Rose and his colleagues on the commission can raise the council's pay from $9,600 a year to a cap of about $26,000. The commission can recommend the mayor's pay be increased from $9,600 a year to about $88,800.

Voters agreed to create the salary-setting commission with those caps last month when they approved Measure M, a package of reforms written to improve accountability in City Hall.

The council voted to appoint Rose; Community Hospice Chief Financial Officer Rick Dahlseid; League of Women Voters Stanislaus President Ellen Meyer; mobile home rent control advocate Ray Newman; and taxpayer advocate Dave Thomas to the commission.

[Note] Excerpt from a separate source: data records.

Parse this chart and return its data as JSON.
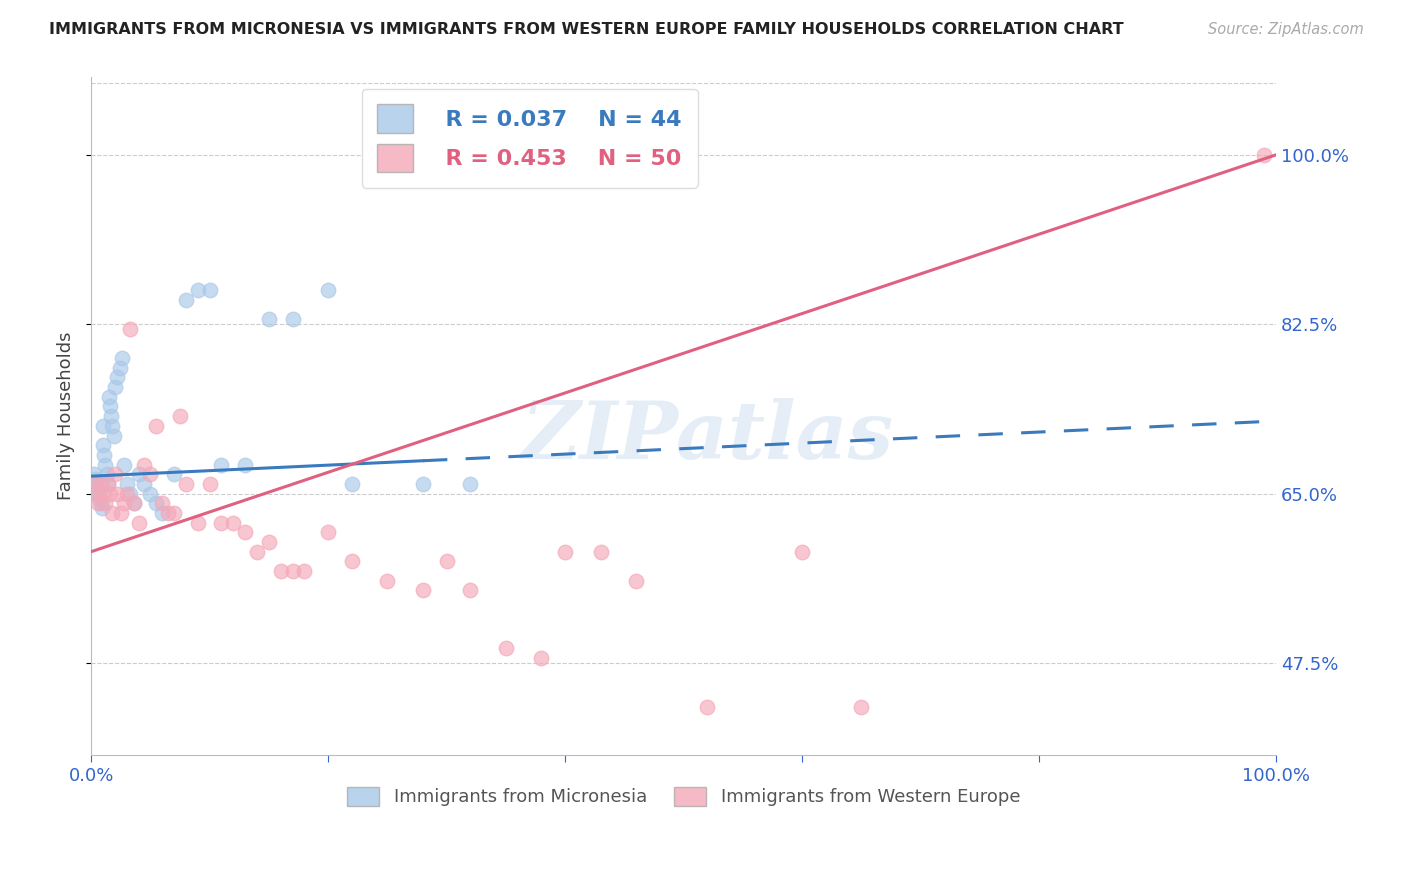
{
  "title": "IMMIGRANTS FROM MICRONESIA VS IMMIGRANTS FROM WESTERN EUROPE FAMILY HOUSEHOLDS CORRELATION CHART",
  "source": "Source: ZipAtlas.com",
  "ylabel": "Family Households",
  "xlim": [
    0.0,
    1.0
  ],
  "ylim": [
    0.38,
    1.08
  ],
  "yticks": [
    0.475,
    0.65,
    0.825,
    1.0
  ],
  "ytick_labels": [
    "47.5%",
    "65.0%",
    "82.5%",
    "100.0%"
  ],
  "xticks": [
    0.0,
    0.2,
    0.4,
    0.6,
    0.8,
    1.0
  ],
  "xtick_labels": [
    "0.0%",
    "",
    "",
    "",
    "",
    "100.0%"
  ],
  "legend1_r": "R = 0.037",
  "legend1_n": "N = 44",
  "legend2_r": "R = 0.453",
  "legend2_n": "N = 50",
  "blue_color": "#a8c8e8",
  "pink_color": "#f4a8b8",
  "blue_line_color": "#3a7abf",
  "pink_line_color": "#e06080",
  "watermark_text": "ZIPatlas",
  "blue_scatter_x": [
    0.002,
    0.003,
    0.004,
    0.005,
    0.006,
    0.007,
    0.008,
    0.009,
    0.01,
    0.01,
    0.011,
    0.012,
    0.013,
    0.014,
    0.015,
    0.016,
    0.017,
    0.018,
    0.019,
    0.02,
    0.022,
    0.024,
    0.026,
    0.028,
    0.03,
    0.033,
    0.036,
    0.04,
    0.045,
    0.05,
    0.055,
    0.06,
    0.07,
    0.08,
    0.09,
    0.1,
    0.11,
    0.13,
    0.15,
    0.17,
    0.2,
    0.22,
    0.28,
    0.32
  ],
  "blue_scatter_y": [
    0.67,
    0.665,
    0.66,
    0.655,
    0.65,
    0.645,
    0.64,
    0.635,
    0.7,
    0.72,
    0.69,
    0.68,
    0.67,
    0.66,
    0.75,
    0.74,
    0.73,
    0.72,
    0.71,
    0.76,
    0.77,
    0.78,
    0.79,
    0.68,
    0.66,
    0.65,
    0.64,
    0.67,
    0.66,
    0.65,
    0.64,
    0.63,
    0.67,
    0.85,
    0.86,
    0.86,
    0.68,
    0.68,
    0.83,
    0.83,
    0.86,
    0.66,
    0.66,
    0.66
  ],
  "pink_scatter_x": [
    0.002,
    0.004,
    0.006,
    0.008,
    0.01,
    0.012,
    0.014,
    0.016,
    0.018,
    0.02,
    0.022,
    0.025,
    0.028,
    0.03,
    0.033,
    0.036,
    0.04,
    0.045,
    0.05,
    0.055,
    0.06,
    0.065,
    0.07,
    0.075,
    0.08,
    0.09,
    0.1,
    0.11,
    0.12,
    0.13,
    0.14,
    0.15,
    0.16,
    0.17,
    0.18,
    0.2,
    0.22,
    0.25,
    0.28,
    0.3,
    0.32,
    0.35,
    0.38,
    0.4,
    0.43,
    0.46,
    0.52,
    0.6,
    0.65,
    0.99
  ],
  "pink_scatter_y": [
    0.66,
    0.65,
    0.64,
    0.66,
    0.65,
    0.64,
    0.66,
    0.65,
    0.63,
    0.67,
    0.65,
    0.63,
    0.64,
    0.65,
    0.82,
    0.64,
    0.62,
    0.68,
    0.67,
    0.72,
    0.64,
    0.63,
    0.63,
    0.73,
    0.66,
    0.62,
    0.66,
    0.62,
    0.62,
    0.61,
    0.59,
    0.6,
    0.57,
    0.57,
    0.57,
    0.61,
    0.58,
    0.56,
    0.55,
    0.58,
    0.55,
    0.49,
    0.48,
    0.59,
    0.59,
    0.56,
    0.43,
    0.59,
    0.43,
    1.0
  ],
  "blue_line_x0": 0.0,
  "blue_line_x1": 1.0,
  "blue_line_y0": 0.668,
  "blue_line_y1": 0.725,
  "pink_line_x0": 0.0,
  "pink_line_x1": 1.0,
  "pink_line_y0": 0.59,
  "pink_line_y1": 1.0,
  "background_color": "#ffffff",
  "grid_color": "#cccccc",
  "axis_label_color": "#3366cc",
  "title_color": "#222222",
  "source_color": "#aaaaaa",
  "ylabel_color": "#444444"
}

Later this year, the council is expected to vote on approving the commission's pay recommendations or on setting a lower salary.

In other business, the council on Tuesday voted to pull its stakes out of a volatile bond market, aiming to save public cash on rising interest rates.

One of the city's bonds is in a market suffering from doubts about banks that bought repackaged subprime loans. Those questions drove up the city's interest rate on a $46.3 million bond by 4.5 percentage points, costing Modesto $107,000 a month.

The council's vote signaled the city's intent to get out of that market, but it doesn't necessarily mean Modesto will pursue a traditional, fixed-rate financing plan.

Instead, the council by a 5-1 vote hired lawyers and directed its financial adviser to consider three methods of restructuring the bond. Two of the options would put the bond in a different variable-rate market.

Councilwoman Janice Keating was in the minority. She wanted to steer the bond to a fixed-rate plan. Doing so would cost Modesto about $1.3 million upfront, and it would secure a rate of about 4.79 percent — about 1.3 percent more than the city was paying on the bond before last month.

"I don't think there's a ratepayer out there who's going to feel cheated because we didn't risk it and try to save them a percentage point," Keating said.

Her colleagues said they wanted to look at ways of saving the city money over time.

The fixed-rate plan would cost Modesto $93.7 million over the life of the bond. The other options would cost the city $82.8 million to $83.2 million over the next 29 years, about $4 million more than the city planned to spend when it took out the bond.

"I just don't want to see us lock into something that's going to cost the taxpayers a lot of money," Ridenour said.

The Modesto and Turlock irrigation districts were hit with similar interest rate increases on certain bonds in the past month. Like Modesto, they placed bonds in auction-rate securities. Banks set interest rates on those bonds during weekly auctions.